踏遍千山低头看了一眼自己身上这件宛如叫花子一般的破草披风,再看看手里那把破铁剑。
论科技含量,他这身是能上火星的宇航服级别;但论装逼的视觉杀伤力和出尘感,齐鸣那身天青色大袖,直接把他这“大漠盲剑客”按在沙坑里疯狂摩擦。
一股前所未有的挫败感,瞬间击穿了他作为顶流大V的最后防线。
“这小子……”
踏遍千山咬着后槽牙,眼角疯狂抽搐。
抢我镜头,扒我底裤就算了。现在连我装逼的饭碗都要抢?!
大堂内。
齐鸣将折扇往腰间的软绸里一插,转过头,精准地捕捉到了站在门口、半张脸藏在竹斗笠阴影下、浑身僵硬的踏遍千山。

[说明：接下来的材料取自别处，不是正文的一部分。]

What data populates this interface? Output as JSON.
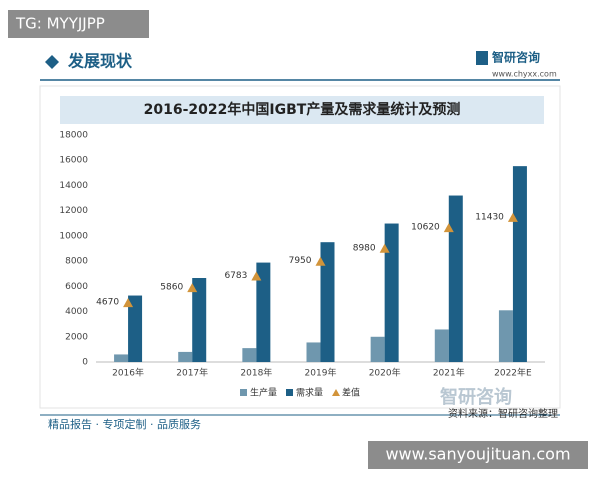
{
  "page": {
    "tag": "TG: MYYJJPP",
    "section_title": "发展现状",
    "brand": "智研咨询",
    "brand_url": "www.chyxx.com",
    "source": "资料来源：智研咨询整理",
    "slogan": "精品报告 · 专项定制 · 品质服务",
    "site": "www.sanyoujituan.com"
  },
  "chart_data": {
    "type": "bar",
    "title": "2016-2022年中国IGBT产量及需求量统计及预测",
    "categories": [
      "2016年",
      "2017年",
      "2018年",
      "2019年",
      "2020年",
      "2021年",
      "2022年E"
    ],
    "series": [
      {
        "name": "生产量",
        "color": "#6f97ae",
        "values": [
          600,
          800,
          1100,
          1550,
          2000,
          2580,
          4100
        ]
      },
      {
        "name": "需求量",
        "color": "#1d5f86",
        "values": [
          5270,
          6660,
          7883,
          9500,
          10980,
          13200,
          15530
        ]
      },
      {
        "name": "差值",
        "color": "#d2943a",
        "marker": "triangle",
        "values": [
          4670,
          5860,
          6783,
          7950,
          8980,
          10620,
          11430
        ]
      }
    ],
    "ylim": [
      0,
      18000
    ],
    "yticks": [
      0,
      2000,
      4000,
      6000,
      8000,
      10000,
      12000,
      14000,
      16000,
      18000
    ],
    "grid": false,
    "legend": "bottom"
  }
}
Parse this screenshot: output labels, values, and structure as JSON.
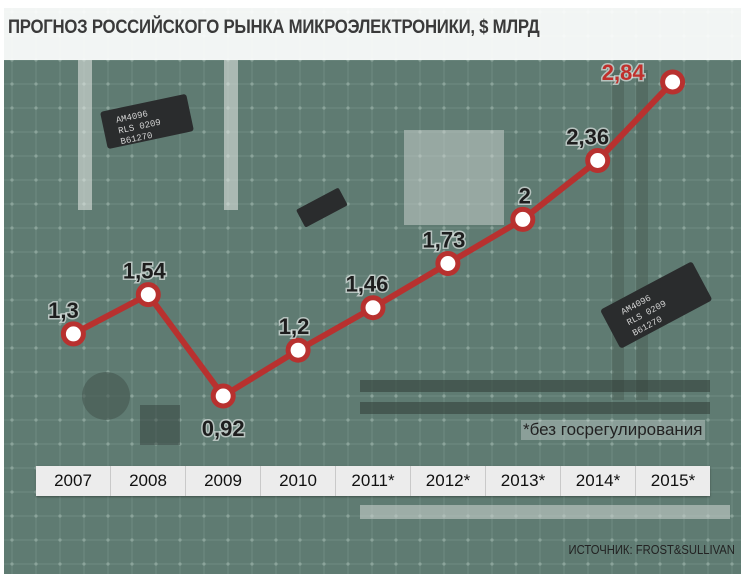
{
  "header": {
    "title": "ПРОГНОЗ РОССИЙСКОГО РЫНКА МИКРОЭЛЕКТРОНИКИ, $ МЛРД"
  },
  "footnote": "*без госрегулирования",
  "source": "ИСТОЧНИК: FROST&SULLIVAN",
  "colors": {
    "line": "#b8312f",
    "marker_fill": "#ffffff",
    "label": "#1e1e1e",
    "highlight_label": "#c0302c",
    "background": "#5f7b72"
  },
  "chart_data": {
    "type": "line",
    "title": "ПРОГНОЗ РОССИЙСКОГО РЫНКА МИКРОЭЛЕКТРОНИКИ, $ МЛРД",
    "xlabel": "",
    "ylabel": "",
    "categories": [
      "2007",
      "2008",
      "2009",
      "2010",
      "2011*",
      "2012*",
      "2013*",
      "2014*",
      "2015*"
    ],
    "series": [
      {
        "values": [
          1.3,
          1.54,
          0.92,
          1.2,
          1.46,
          1.73,
          2,
          2.36,
          2.84
        ],
        "labels": [
          "1,3",
          "1,54",
          "0,92",
          "1,2",
          "1,46",
          "1,73",
          "2",
          "2,36",
          "2,84"
        ]
      }
    ],
    "ylim": [
      0.92,
      2.84
    ],
    "grid": false,
    "legend": "none",
    "highlight_index": 8
  }
}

他眼皮微抬,迈开步子,宽大的袍袖在空中划出一道极冷的弧线。
走到门槛边,齐鸣停下脚步,目光极其专业地扫过踏遍千山身上的那层枯草蓑衣。
“气凝胶相变纤维的恒温反馈还适应吗?”
齐鸣的声音平淡如水,根本没给他留半点顶流的尊严。
“你的胃平滑肌停止痉挛了?”
不等踏遍千山开口,齐鸣已经越过他,径直踏入大漠的夜色中。
“走吧。红柳烤肉的美拉德反应期已经彻底错过了。我们去测一下‘沙漠明珠’的单向光热阻断波长。”
夜风吹过。
只留下四小只和满屋子看呆了的游客,以及一个戴着破斗笠、在风中凌乱、被打击得体无完肤的文旅顶流。